Si on regarde un peu plus loin que ce côté grosse machine huilée Hollywood, ce qui est intéressant reste quand même le propos du film. Grâce à une bonne mise en scène et à d’excellents dialogues et joutes verbales, Sorkin démontre la pluralité des individus et des pensées, qui suivent certes un but commun mais pas un chemin identique. Les accusés sont montrés dans leurs accords et leurs désaccords, dans leurs forces et leurs faiblesses. En un sens le film est également un plaidoyer pour la liberté d’expression et surtout la pluralité des idées. Je regrette que par moments le film soit un peu trop sur le terrain de l’indignation, comme pour nous pousser encore plus émotionnellement à nous ranger du côté des accusés. Je pense notamment au flashback où Rubin empêche un viol, qui n’apporte pas grand-chose narrativement et sert surtout à nous exalter. Certaines scènes chocs restent cependant nécessaires à rappeler, comme le bâillonnement de Bobby Seale ou encore la lecture finale du nom de plus de 4000 soldats morts au Vietnam pendant le procès.
C'est un vrai plaisir de voir des acteurs dans des rôles un peu nouveaux. En premier Eddie Redmayne qui se libère avec ce film de ses derniers rôles assez identiques. Joseph Gordon-Lewitt livre une prestation à la fois ferme et ouverte, tout en élégance et Sacha Baron Cohen démontre tout son talent dans un film beaucoup moins que clivant que ses rôles habituels.
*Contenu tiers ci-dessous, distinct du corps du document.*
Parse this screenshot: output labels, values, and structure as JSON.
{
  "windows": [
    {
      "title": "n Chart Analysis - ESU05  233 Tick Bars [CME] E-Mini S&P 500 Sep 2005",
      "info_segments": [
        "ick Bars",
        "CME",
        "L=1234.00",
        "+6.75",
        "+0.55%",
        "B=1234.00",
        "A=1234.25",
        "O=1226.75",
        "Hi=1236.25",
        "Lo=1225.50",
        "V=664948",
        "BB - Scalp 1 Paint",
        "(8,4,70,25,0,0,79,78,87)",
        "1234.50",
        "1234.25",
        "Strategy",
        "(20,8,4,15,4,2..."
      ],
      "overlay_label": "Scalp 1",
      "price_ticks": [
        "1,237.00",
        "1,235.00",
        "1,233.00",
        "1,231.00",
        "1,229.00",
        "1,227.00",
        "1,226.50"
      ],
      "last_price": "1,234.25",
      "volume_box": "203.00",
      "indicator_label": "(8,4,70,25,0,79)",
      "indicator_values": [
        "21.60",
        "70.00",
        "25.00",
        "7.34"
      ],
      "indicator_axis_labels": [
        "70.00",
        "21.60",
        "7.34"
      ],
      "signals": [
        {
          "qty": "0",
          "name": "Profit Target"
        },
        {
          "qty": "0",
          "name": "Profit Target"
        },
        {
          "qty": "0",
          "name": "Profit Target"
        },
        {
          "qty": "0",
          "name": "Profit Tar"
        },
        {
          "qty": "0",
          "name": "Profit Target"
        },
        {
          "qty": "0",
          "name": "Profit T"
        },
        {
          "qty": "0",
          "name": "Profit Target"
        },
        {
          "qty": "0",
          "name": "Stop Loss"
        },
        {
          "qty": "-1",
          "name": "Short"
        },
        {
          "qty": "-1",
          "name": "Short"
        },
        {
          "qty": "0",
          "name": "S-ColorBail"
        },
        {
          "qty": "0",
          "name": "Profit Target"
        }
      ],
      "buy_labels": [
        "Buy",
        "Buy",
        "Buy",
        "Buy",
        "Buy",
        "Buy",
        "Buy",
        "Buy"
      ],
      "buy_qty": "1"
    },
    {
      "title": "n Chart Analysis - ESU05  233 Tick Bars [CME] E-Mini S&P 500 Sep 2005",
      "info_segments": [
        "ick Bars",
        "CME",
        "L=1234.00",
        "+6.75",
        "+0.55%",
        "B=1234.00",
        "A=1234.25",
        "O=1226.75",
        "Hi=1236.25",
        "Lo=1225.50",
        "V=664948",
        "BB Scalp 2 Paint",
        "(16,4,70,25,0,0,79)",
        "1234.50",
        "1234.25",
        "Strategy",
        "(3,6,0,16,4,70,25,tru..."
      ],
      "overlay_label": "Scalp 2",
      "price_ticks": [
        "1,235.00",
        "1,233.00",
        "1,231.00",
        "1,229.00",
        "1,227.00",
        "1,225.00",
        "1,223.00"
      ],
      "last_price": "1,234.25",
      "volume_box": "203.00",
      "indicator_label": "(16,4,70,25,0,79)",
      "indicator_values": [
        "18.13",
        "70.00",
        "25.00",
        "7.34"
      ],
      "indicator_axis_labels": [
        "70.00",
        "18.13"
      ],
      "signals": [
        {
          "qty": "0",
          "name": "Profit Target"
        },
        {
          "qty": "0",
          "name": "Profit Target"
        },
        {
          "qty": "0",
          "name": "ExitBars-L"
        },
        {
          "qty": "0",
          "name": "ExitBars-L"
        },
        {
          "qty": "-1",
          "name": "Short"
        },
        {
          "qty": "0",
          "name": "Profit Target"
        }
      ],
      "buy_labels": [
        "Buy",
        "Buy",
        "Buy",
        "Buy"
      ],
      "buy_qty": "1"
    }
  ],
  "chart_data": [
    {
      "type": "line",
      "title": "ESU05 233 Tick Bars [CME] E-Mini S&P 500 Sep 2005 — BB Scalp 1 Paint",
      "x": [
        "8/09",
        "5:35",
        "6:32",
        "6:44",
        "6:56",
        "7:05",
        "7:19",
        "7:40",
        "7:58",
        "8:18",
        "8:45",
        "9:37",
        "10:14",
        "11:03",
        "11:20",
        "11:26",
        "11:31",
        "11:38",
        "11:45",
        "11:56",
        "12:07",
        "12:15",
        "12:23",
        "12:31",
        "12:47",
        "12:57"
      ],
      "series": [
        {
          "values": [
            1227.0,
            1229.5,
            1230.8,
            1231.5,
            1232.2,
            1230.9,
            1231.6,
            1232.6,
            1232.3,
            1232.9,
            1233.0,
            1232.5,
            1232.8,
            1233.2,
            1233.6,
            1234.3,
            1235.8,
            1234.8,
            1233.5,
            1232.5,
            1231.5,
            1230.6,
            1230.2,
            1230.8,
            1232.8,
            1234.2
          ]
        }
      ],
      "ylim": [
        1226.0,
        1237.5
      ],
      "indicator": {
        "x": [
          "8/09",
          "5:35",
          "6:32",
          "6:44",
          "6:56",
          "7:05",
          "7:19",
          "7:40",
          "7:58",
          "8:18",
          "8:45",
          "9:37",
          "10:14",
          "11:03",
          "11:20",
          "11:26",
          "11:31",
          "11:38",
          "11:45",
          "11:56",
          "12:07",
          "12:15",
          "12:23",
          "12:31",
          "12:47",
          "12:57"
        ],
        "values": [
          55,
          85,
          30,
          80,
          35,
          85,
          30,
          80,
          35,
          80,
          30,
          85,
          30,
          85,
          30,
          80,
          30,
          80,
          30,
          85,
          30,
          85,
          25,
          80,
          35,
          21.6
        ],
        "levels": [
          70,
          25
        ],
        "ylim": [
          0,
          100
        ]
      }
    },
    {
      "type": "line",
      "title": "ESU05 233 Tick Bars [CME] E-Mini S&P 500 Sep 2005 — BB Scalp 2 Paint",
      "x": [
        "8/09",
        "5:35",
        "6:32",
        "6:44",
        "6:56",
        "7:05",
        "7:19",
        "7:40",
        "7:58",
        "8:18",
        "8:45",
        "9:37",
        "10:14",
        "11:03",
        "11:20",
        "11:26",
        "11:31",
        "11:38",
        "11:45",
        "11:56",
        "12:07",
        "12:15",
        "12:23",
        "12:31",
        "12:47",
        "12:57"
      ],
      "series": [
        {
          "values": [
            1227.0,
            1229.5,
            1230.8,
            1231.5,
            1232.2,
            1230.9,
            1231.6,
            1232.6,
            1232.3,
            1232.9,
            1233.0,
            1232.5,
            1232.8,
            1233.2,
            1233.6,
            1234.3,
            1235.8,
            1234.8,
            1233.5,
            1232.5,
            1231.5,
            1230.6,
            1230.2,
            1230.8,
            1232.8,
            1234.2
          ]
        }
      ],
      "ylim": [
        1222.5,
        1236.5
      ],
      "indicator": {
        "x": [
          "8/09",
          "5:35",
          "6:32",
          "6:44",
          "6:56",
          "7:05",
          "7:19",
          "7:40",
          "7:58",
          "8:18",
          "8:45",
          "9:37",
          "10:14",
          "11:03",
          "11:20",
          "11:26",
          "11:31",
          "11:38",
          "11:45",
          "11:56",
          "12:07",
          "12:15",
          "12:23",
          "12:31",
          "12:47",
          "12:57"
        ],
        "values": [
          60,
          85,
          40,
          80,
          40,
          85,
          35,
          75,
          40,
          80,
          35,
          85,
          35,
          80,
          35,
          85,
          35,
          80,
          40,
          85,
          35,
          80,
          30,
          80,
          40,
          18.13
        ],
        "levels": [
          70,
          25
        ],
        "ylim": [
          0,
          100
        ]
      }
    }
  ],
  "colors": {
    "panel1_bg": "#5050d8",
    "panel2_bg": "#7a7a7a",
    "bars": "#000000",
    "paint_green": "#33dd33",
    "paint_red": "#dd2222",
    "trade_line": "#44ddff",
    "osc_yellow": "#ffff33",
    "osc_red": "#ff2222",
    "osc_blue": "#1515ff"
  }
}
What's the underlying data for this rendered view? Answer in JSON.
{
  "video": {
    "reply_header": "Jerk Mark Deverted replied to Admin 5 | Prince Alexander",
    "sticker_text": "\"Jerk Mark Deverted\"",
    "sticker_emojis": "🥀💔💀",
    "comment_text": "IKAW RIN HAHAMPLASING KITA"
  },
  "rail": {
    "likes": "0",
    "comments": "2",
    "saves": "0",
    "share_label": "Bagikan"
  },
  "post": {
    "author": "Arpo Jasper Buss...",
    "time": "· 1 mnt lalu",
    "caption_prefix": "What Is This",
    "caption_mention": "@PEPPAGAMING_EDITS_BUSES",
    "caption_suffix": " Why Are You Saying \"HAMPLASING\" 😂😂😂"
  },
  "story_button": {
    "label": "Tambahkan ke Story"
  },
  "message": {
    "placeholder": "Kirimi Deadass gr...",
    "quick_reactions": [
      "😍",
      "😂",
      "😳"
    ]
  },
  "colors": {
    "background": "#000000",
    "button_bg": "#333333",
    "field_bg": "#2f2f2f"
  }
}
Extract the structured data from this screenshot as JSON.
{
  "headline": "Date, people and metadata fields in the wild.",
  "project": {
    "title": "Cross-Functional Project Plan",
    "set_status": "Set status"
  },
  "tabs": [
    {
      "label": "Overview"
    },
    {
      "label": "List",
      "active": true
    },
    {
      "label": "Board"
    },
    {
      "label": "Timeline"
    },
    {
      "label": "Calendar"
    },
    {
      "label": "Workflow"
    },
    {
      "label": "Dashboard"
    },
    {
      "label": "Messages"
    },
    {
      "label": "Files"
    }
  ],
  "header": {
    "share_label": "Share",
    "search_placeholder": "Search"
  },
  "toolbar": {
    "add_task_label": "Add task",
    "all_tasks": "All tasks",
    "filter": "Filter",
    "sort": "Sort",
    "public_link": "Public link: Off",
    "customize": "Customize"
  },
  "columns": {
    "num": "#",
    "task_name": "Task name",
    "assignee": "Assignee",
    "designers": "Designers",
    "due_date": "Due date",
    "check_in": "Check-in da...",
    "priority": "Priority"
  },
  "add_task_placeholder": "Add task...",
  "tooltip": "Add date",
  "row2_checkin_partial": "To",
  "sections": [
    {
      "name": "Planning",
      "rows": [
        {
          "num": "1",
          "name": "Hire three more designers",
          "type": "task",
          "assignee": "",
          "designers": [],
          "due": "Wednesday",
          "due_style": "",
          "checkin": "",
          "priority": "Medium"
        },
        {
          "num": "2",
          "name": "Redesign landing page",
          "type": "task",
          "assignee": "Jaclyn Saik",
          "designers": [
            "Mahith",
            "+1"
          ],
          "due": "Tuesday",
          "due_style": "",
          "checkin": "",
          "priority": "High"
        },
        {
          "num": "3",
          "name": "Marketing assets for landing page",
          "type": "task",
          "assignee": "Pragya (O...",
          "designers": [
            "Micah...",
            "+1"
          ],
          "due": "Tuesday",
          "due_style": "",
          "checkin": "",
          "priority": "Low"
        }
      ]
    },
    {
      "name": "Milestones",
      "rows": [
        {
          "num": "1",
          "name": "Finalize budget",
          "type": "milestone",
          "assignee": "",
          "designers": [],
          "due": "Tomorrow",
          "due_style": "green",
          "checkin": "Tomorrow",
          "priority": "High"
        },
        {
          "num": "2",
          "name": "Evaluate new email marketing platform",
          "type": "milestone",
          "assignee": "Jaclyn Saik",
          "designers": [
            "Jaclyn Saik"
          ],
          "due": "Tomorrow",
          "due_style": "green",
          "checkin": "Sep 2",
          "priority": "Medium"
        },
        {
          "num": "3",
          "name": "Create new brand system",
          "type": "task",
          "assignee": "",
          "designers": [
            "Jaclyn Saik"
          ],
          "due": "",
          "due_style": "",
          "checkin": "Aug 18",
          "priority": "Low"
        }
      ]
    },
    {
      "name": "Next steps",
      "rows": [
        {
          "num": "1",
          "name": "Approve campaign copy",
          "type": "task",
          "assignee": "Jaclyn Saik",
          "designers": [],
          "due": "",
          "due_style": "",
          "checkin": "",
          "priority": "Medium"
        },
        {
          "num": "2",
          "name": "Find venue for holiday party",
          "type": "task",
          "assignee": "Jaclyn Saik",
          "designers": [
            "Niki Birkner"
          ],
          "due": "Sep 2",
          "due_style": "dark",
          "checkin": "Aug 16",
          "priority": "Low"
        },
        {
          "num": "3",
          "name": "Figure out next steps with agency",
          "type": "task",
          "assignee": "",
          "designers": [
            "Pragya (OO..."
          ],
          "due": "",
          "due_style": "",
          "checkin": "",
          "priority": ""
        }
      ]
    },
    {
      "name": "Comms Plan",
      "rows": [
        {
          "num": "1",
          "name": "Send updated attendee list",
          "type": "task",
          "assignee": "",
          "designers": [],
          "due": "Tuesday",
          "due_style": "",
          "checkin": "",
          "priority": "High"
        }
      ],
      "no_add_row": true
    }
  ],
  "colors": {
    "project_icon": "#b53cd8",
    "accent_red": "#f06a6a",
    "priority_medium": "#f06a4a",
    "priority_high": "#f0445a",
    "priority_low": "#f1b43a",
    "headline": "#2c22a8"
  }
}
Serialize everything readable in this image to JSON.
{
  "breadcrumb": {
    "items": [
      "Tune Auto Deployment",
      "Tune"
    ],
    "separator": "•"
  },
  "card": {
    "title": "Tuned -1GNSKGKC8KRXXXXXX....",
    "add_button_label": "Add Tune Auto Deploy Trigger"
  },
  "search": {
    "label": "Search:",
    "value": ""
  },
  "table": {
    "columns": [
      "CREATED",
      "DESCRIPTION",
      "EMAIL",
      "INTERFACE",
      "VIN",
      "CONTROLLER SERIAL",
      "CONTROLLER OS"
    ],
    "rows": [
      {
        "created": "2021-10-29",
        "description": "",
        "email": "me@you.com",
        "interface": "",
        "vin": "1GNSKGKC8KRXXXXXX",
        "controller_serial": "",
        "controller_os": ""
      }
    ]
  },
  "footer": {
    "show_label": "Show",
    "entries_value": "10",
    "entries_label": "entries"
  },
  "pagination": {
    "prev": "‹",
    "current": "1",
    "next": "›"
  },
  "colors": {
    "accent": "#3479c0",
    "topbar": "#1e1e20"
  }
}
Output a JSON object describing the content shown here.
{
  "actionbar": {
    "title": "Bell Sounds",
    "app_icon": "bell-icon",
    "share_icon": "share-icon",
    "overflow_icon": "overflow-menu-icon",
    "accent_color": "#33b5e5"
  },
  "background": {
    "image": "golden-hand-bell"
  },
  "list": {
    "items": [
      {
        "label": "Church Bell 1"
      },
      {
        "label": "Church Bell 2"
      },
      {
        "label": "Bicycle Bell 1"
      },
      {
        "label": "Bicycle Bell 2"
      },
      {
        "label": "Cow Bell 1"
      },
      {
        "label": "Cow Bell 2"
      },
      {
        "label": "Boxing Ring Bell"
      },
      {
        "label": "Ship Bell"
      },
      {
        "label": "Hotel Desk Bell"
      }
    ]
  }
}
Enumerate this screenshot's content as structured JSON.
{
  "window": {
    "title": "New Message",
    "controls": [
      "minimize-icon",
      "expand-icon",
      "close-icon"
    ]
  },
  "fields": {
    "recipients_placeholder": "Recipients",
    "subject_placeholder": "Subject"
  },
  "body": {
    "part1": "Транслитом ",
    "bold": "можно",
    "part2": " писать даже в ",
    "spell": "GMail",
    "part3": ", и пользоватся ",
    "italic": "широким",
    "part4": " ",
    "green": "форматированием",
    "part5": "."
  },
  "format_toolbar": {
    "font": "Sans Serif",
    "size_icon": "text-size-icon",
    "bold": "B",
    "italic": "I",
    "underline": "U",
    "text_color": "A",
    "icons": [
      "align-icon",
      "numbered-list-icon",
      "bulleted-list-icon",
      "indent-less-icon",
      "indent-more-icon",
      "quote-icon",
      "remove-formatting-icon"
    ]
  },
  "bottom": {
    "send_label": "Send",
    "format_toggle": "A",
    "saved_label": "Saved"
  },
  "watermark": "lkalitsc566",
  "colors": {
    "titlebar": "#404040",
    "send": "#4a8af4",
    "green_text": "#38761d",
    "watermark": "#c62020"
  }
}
Et puis il faut citer l'incroyable prestation de Frank Langella en juge Julius Hoffmann, clef de voûte de la partialité et de l’iniquité du procès et du système le soutenant. Dans ses excès dans son côté paternaliste et moralisateur il représente tout ce que rejette les prévenus. Accompagné du duo de procureurs, ils vont incarner de manière fascinante tous les recours que l’État va tenter pour discréditer et réprimer les mouvements contestataires, mais aussi pour déplacer le débat (se concentrer sur des auteurs présupposés de violences pour ne plus parler des mouvements anti-guerre ou de l’émergence de la contre-culture et de modes de pensées différents).
Les 7 de Chicago est certes un peu lisse mais conjugue efficacement divertissement et leçon d’histoire, et est très plaisant à regarder. Sans être le film de l’année, il mérite amplement notre attention, que vous ne connaissiez ou pas cette étape clé de l'histoire américaine.